Azadi Ka Amrit Mahotsav will showcase our hidden heritage: Meenakshi Lekhi

Delhi has a rich pre-Mughal history, which has been shrouded in secrecy

Azadi Ka Amrit Mahotsav is not only about celebrating our culture and the sentiment of patriotic pride, but also about digging out the past and giving credit where due. When India is heralding her 75th year of independence, we need to remember great people who have contributed in so many ways by sacrificing their lives for the motherland. We need to respect them and get inspired by their struggles, heroism and martyrdom.

As a Delhiite, I have grown up seeing the structural remains of an unknown history that we never studied in history books. Same is the case with Vadnagar, in Gujarat, which has been a living city for the last 2,500 years. Some parts of our culture were never told to us due to reasons that are unknown.

Imaging: Bhaskaran Imaging: Bhaskaran

The Union ministry of culture, under AKAM, is re-discovering the past of Delhi buried under the remains of Mehrauli and other parts of Delhi. It is a fact that Delhi had a rich pre-Mughal history, which has been shrouded in secrecy.
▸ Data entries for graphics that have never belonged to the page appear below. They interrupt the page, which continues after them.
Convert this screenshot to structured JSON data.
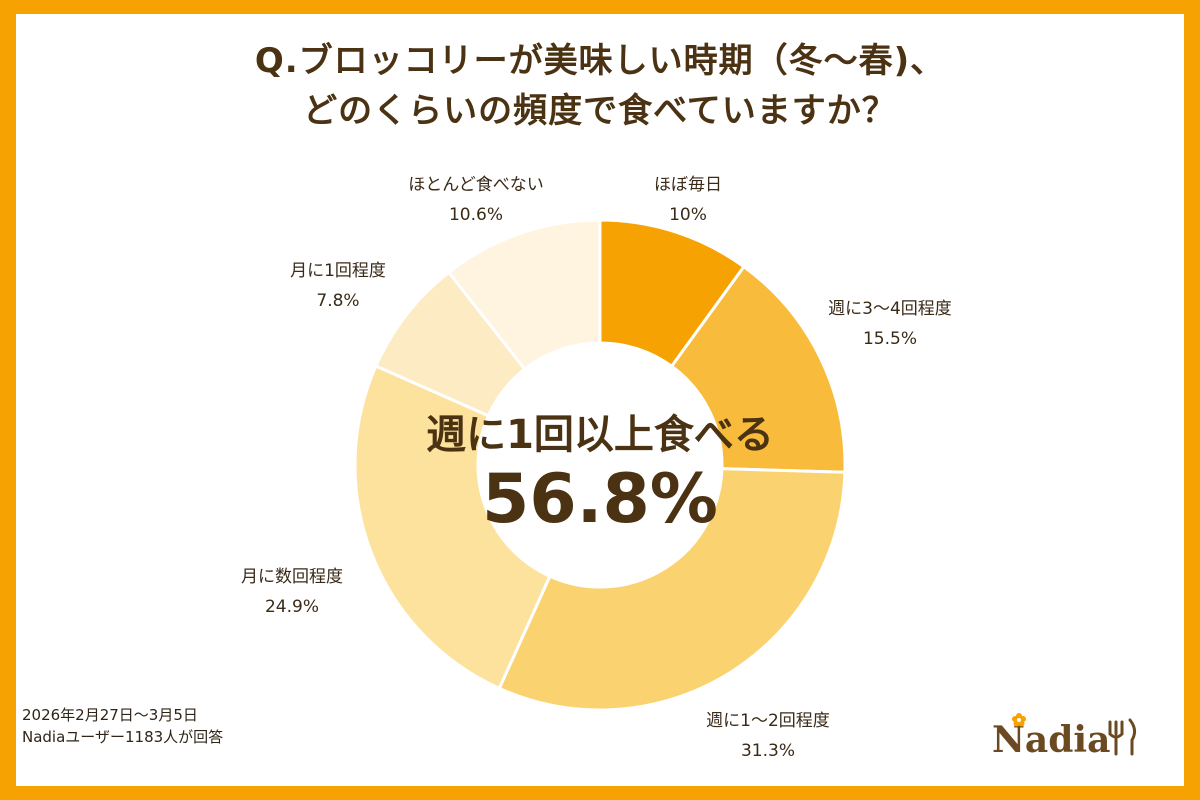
{
  "title": {
    "line1": "Q.ブロッコリーが美味しい時期（冬〜春)、",
    "line2": "どのくらいの頻度で食べていますか？"
  },
  "chart_data": {
    "type": "pie",
    "subtype": "donut",
    "title": "Q.ブロッコリーが美味しい時期（冬〜春)、どのくらいの頻度で食べていますか？",
    "categories": [
      "ほぼ毎日",
      "週に3〜4回程度",
      "週に1〜2回程度",
      "月に数回程度",
      "月に1回程度",
      "ほとんど食べない"
    ],
    "values": [
      10,
      15.5,
      31.3,
      24.9,
      7.8,
      10.6
    ],
    "value_labels": [
      "10%",
      "15.5%",
      "31.3%",
      "24.9%",
      "7.8%",
      "10.6%"
    ],
    "colors": [
      "#F5A202",
      "#F8BB3C",
      "#FBD270",
      "#FDE29E",
      "#FDEBC4",
      "#FEF4E0"
    ],
    "center_label": "週に1回以上食べる",
    "center_value": "56.8%"
  },
  "footer": {
    "period": "2026年2月27日〜3月5日",
    "respondents": "Nadiaユーザー1183人が回答"
  },
  "logo": {
    "text": "Nadia",
    "accent_color": "#F5A202",
    "text_color": "#6B4A22"
  }
}
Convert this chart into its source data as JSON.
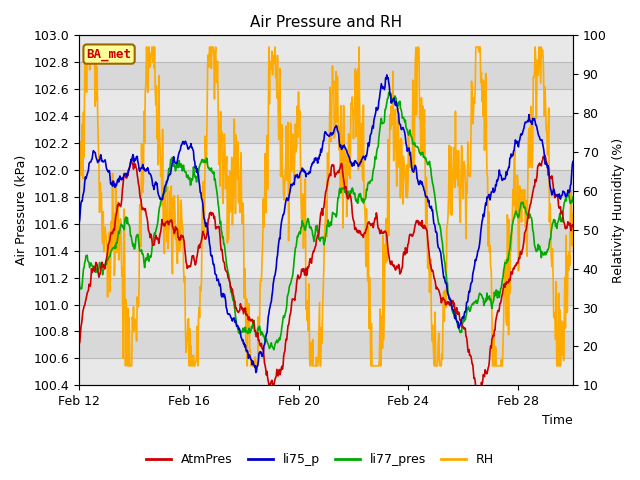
{
  "title": "Air Pressure and RH",
  "xlabel": "Time",
  "ylabel_left": "Air Pressure (kPa)",
  "ylabel_right": "Relativity Humidity (%)",
  "ylim_left": [
    100.4,
    103.0
  ],
  "ylim_right": [
    10,
    100
  ],
  "yticks_left": [
    100.4,
    100.6,
    100.8,
    101.0,
    101.2,
    101.4,
    101.6,
    101.8,
    102.0,
    102.2,
    102.4,
    102.6,
    102.8,
    103.0
  ],
  "yticks_right": [
    10,
    20,
    30,
    40,
    50,
    60,
    70,
    80,
    90,
    100
  ],
  "xtick_labels": [
    "Feb 12",
    "Feb 16",
    "Feb 20",
    "Feb 24",
    "Feb 28"
  ],
  "xtick_positions": [
    0,
    4,
    8,
    12,
    16
  ],
  "xlim": [
    0,
    18
  ],
  "colors": {
    "AtmPres": "#cc0000",
    "li75_p": "#0000cc",
    "li77_pres": "#00aa00",
    "RH": "#ffaa00"
  },
  "badge_text": "BA_met",
  "badge_fg": "#cc0000",
  "badge_bg": "#ffff99",
  "badge_border": "#996600",
  "grid_color": "#bbbbbb",
  "bg_color": "#ffffff",
  "plot_bg_color": "#d8d8d8",
  "band_light_color": "#e8e8e8",
  "linewidth": 1.2
}
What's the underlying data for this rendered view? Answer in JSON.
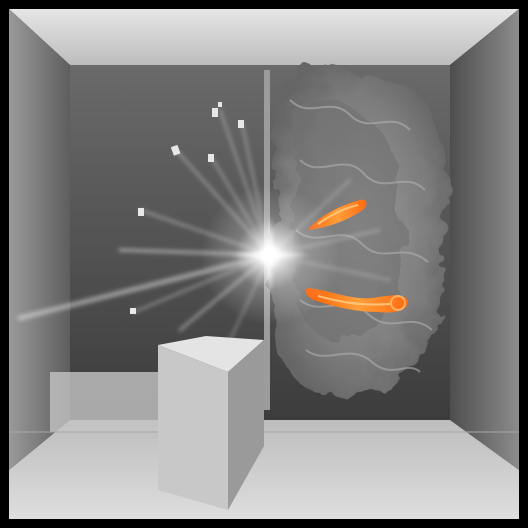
{
  "scene": {
    "subject": "render-room-scene",
    "colors": {
      "frame": "#000000",
      "ceiling": "#d9d9d9",
      "back_wall": "#5a5a5a",
      "left_wall": "#7c7c7c",
      "right_wall": "#6a6a6a",
      "floor": "#c9c9c9",
      "block": "#b4b4b4",
      "smoke": "#8f8f8f",
      "flame": "#ff7a1a",
      "light": "#ffffff"
    }
  }
}
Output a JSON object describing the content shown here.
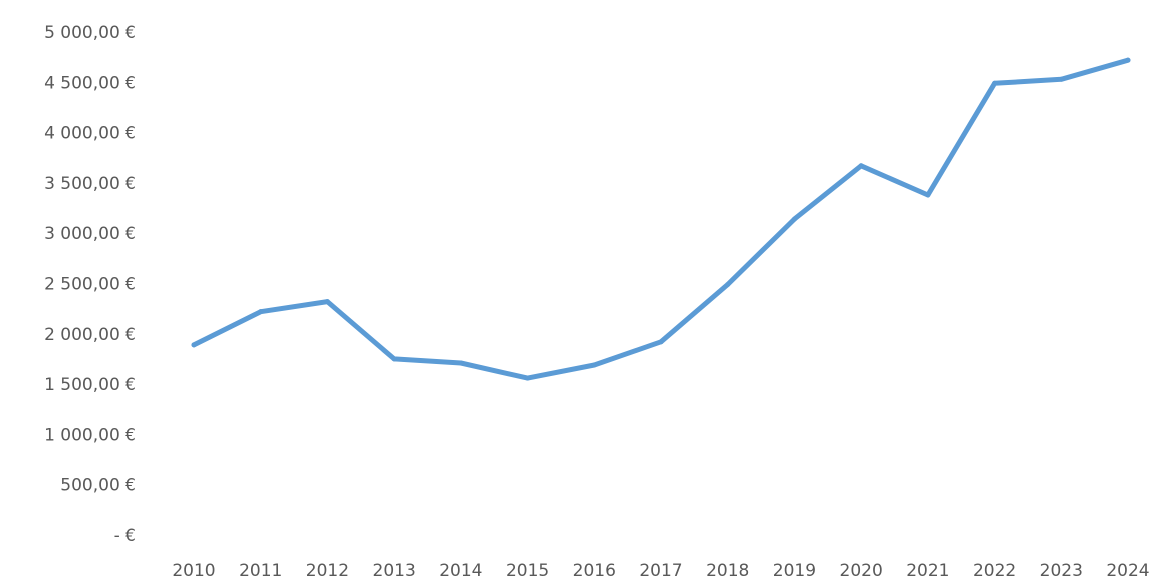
{
  "chart_data": {
    "type": "line",
    "categories": [
      "2010",
      "2011",
      "2012",
      "2013",
      "2014",
      "2015",
      "2016",
      "2017",
      "2018",
      "2019",
      "2020",
      "2021",
      "2022",
      "2023",
      "2024"
    ],
    "series": [
      {
        "values": [
          1900,
          2230,
          2330,
          1760,
          1720,
          1570,
          1700,
          1930,
          2500,
          3150,
          3680,
          3390,
          4500,
          4540,
          4730
        ]
      }
    ],
    "y_tick_values": [
      0,
      500,
      1000,
      1500,
      2000,
      2500,
      3000,
      3500,
      4000,
      4500,
      5000
    ],
    "y_tick_labels": [
      "-   €",
      "500,00 €",
      "1 000,00 €",
      "1 500,00 €",
      "2 000,00 €",
      "2 500,00 €",
      "3 000,00 €",
      "3 500,00 €",
      "4 000,00 €",
      "4 500,00 €",
      "5 000,00 €"
    ],
    "ylim": [
      0,
      5000
    ],
    "grid": false,
    "legend": "none",
    "line_color": "#5b9bd5"
  }
}
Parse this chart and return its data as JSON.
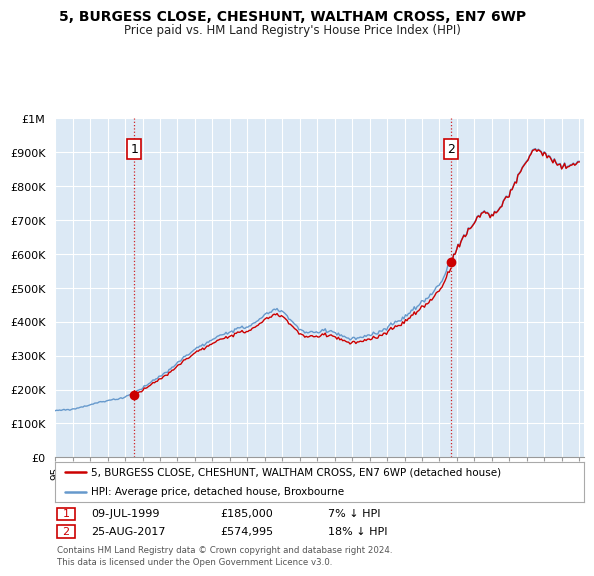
{
  "title": "5, BURGESS CLOSE, CHESHUNT, WALTHAM CROSS, EN7 6WP",
  "subtitle": "Price paid vs. HM Land Registry's House Price Index (HPI)",
  "xlim_start": 1995.0,
  "xlim_end": 2025.3,
  "ylim": [
    0,
    1000000
  ],
  "yticks": [
    0,
    100000,
    200000,
    300000,
    400000,
    500000,
    600000,
    700000,
    800000,
    900000,
    1000000
  ],
  "ytick_labels": [
    "£0",
    "£100K",
    "£200K",
    "£300K",
    "£400K",
    "£500K",
    "£600K",
    "£700K",
    "£800K",
    "£900K",
    "£1M"
  ],
  "background_color": "#ffffff",
  "plot_bg_color": "#dce9f5",
  "grid_color": "#ffffff",
  "line_color_hpi": "#6699cc",
  "line_color_price": "#cc0000",
  "sale1_x": 1999.53,
  "sale1_y": 185000,
  "sale2_x": 2017.65,
  "sale2_y": 574995,
  "annotation1_label": "1",
  "annotation2_label": "2",
  "legend_label_price": "5, BURGESS CLOSE, CHESHUNT, WALTHAM CROSS, EN7 6WP (detached house)",
  "legend_label_hpi": "HPI: Average price, detached house, Broxbourne",
  "table_row1": [
    "1",
    "09-JUL-1999",
    "£185,000",
    "7% ↓ HPI"
  ],
  "table_row2": [
    "2",
    "25-AUG-2017",
    "£574,995",
    "18% ↓ HPI"
  ],
  "footer": "Contains HM Land Registry data © Crown copyright and database right 2024.\nThis data is licensed under the Open Government Licence v3.0.",
  "vline1_x": 1999.53,
  "vline2_x": 2017.65,
  "hpi_key_years": [
    1995.0,
    1995.5,
    1996.0,
    1996.5,
    1997.0,
    1997.5,
    1998.0,
    1998.5,
    1999.0,
    1999.5,
    2000.0,
    2000.5,
    2001.0,
    2001.5,
    2002.0,
    2002.5,
    2003.0,
    2003.5,
    2004.0,
    2004.5,
    2005.0,
    2005.5,
    2006.0,
    2006.5,
    2007.0,
    2007.5,
    2008.0,
    2008.5,
    2009.0,
    2009.5,
    2010.0,
    2010.5,
    2011.0,
    2011.5,
    2012.0,
    2012.5,
    2013.0,
    2013.5,
    2014.0,
    2014.5,
    2015.0,
    2015.5,
    2016.0,
    2016.5,
    2017.0,
    2017.5,
    2018.0,
    2018.5,
    2019.0,
    2019.5,
    2020.0,
    2020.5,
    2021.0,
    2021.5,
    2022.0,
    2022.5,
    2023.0,
    2023.5,
    2024.0,
    2024.5,
    2025.0
  ],
  "hpi_key_vals": [
    138000,
    140000,
    142000,
    148000,
    155000,
    162000,
    168000,
    172000,
    178000,
    190000,
    205000,
    222000,
    238000,
    255000,
    278000,
    300000,
    318000,
    332000,
    345000,
    360000,
    372000,
    378000,
    385000,
    398000,
    418000,
    435000,
    430000,
    405000,
    375000,
    365000,
    368000,
    375000,
    368000,
    355000,
    348000,
    352000,
    358000,
    368000,
    382000,
    398000,
    415000,
    435000,
    458000,
    480000,
    510000,
    560000,
    620000,
    660000,
    700000,
    730000,
    720000,
    740000,
    780000,
    830000,
    880000,
    920000,
    900000,
    880000,
    860000,
    870000,
    880000
  ]
}
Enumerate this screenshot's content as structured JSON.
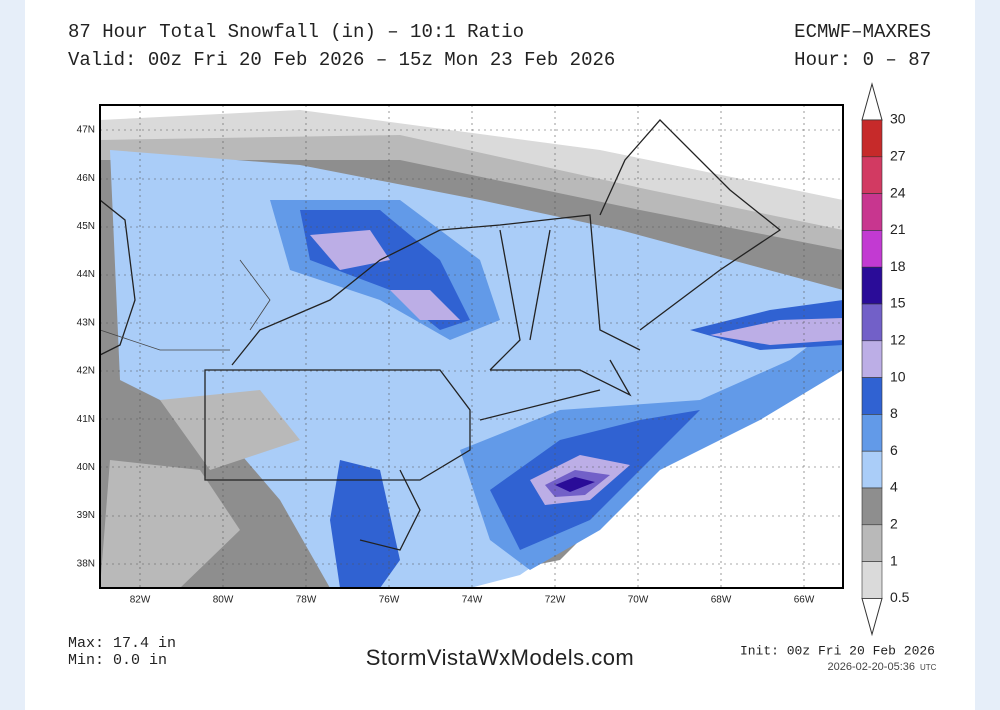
{
  "header": {
    "title": "87 Hour Total Snowfall (in) – 10:1 Ratio",
    "valid": "Valid: 00z Fri 20 Feb 2026 – 15z Mon 23 Feb 2026",
    "model": "ECMWF–MAXRES",
    "hours": "Hour: 0 – 87"
  },
  "map": {
    "lat_labels": [
      "47N",
      "46N",
      "45N",
      "44N",
      "43N",
      "42N",
      "41N",
      "40N",
      "39N",
      "38N"
    ],
    "lon_labels": [
      "82W",
      "80W",
      "78W",
      "76W",
      "74W",
      "72W",
      "70W",
      "68W",
      "66W"
    ]
  },
  "legend": {
    "levels": [
      30,
      27,
      24,
      21,
      18,
      15,
      12,
      10,
      8,
      6,
      4,
      2,
      1,
      0.5
    ],
    "colors": [
      "#c62a2a",
      "#d23a62",
      "#c8368f",
      "#c23ad2",
      "#2a0c98",
      "#7260c8",
      "#bcaee6",
      "#3062d2",
      "#629ae8",
      "#aacdf8",
      "#8e8e8e",
      "#b9b9b9",
      "#dadada"
    ]
  },
  "footer": {
    "max": "Max: 17.4 in",
    "min": "Min: 0.0 in",
    "site": "StormVistaWxModels.com",
    "init": "Init: 00z Fri 20 Feb 2026",
    "timestamp": "2026-02-20-05:36",
    "utc": "UTC"
  }
}
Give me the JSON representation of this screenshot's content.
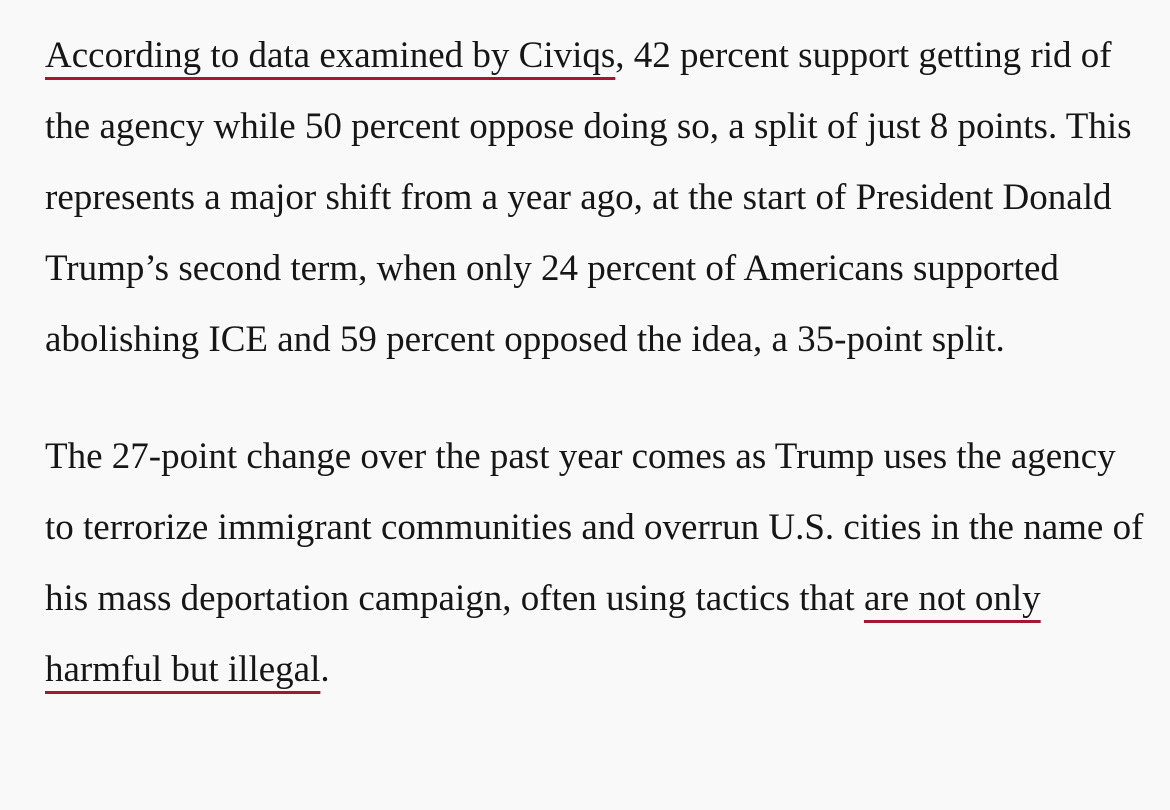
{
  "paragraphs": [
    [
      {
        "link": "According to data examined by Civiqs"
      },
      {
        "text": ", 42 percent support getting rid of the agency while 50 percent oppose doing so, a split of just 8 points. This represents a major shift from a year ago, at the start of President Donald Trump’s second term, when only 24 percent of Americans supported abolishing ICE and 59 percent opposed the idea, a 35-point split."
      }
    ],
    [
      {
        "text": "The 27-point change over the past year comes as Trump uses the agency to terrorize immigrant communities and overrun U.S. cities in the name of his mass deportation campaign, often using tactics that "
      },
      {
        "link": "are not only harmful but illegal"
      },
      {
        "text": "."
      }
    ]
  ]
}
The foundation of Indraprastha—Delhi was known as Indraprastha during the times of the Mahabharat period—is well known. Successive waves of incursions from the west, and internecine warfare, caused the gravity of power and the urban conglomerate of Delhi to shift towards resettlement on several occasions.

After the downfall of the Gupta empire, Yoginipura came into existence in the 10th century CE, followed by the Tomara dynasty, when in 1052 to 1060 CE Maharaja Anangpal II laid the foundation of the city of Dhillika or Dhilli, which finds mention in Bijolia and Sarban inscriptions. Anangpal Tomar had built Lal Kot, the supposedly original ‘red fort’ in the present day Mehrauli region. Anangpal Tomar II had built the Anang-Tal in south Delhi, which is now being revived by ministry of culture into an Amrit Sarovar.

Similarly, long before excavations started in the small city of Vadnagar, there were literary references to its ancient past. Various historical references attributed Vadnagar as Anartapura, Anandapur, Chamatkarpur, Skandpur and Nagaraka. The region finds its earliest mention in the second century CE inscription of Mahakshtrapa Rudradaman. Vadnagar was also one of major Buddhist centres in the country, similar to Kushinagar, Sarnath and Bodhgaya; Buddhist relics were found in the area that depict scenes from the Jataka tales, which are episodes from the Buddha’s life.

With Azadi Ka Amrit Mahotsav, the government of India is aiming at bringing to the forefront our hidden historical heritage. Amrit Kaal (next 25 years of independent India) is the time to realise that folklores are not always fictional. It is to realise that so many wrongs needs to be corrected. It is to realise that it is not our destiny to walk on the trodden path of previous governments. It is to realise that, yes, we can question why such steps were not taken earlier. It is to realise that the greatness of this country will not be hidden anymore.

Let us eagerly wait for the Amrit Sarovar at Anangtal, Mehrauli and Vadnagar to come to life, and become popular spots for the world to see; there is much more to our culture and history than just Taj Mahal.

Lekhi is Union minister of state for external affairs and culture.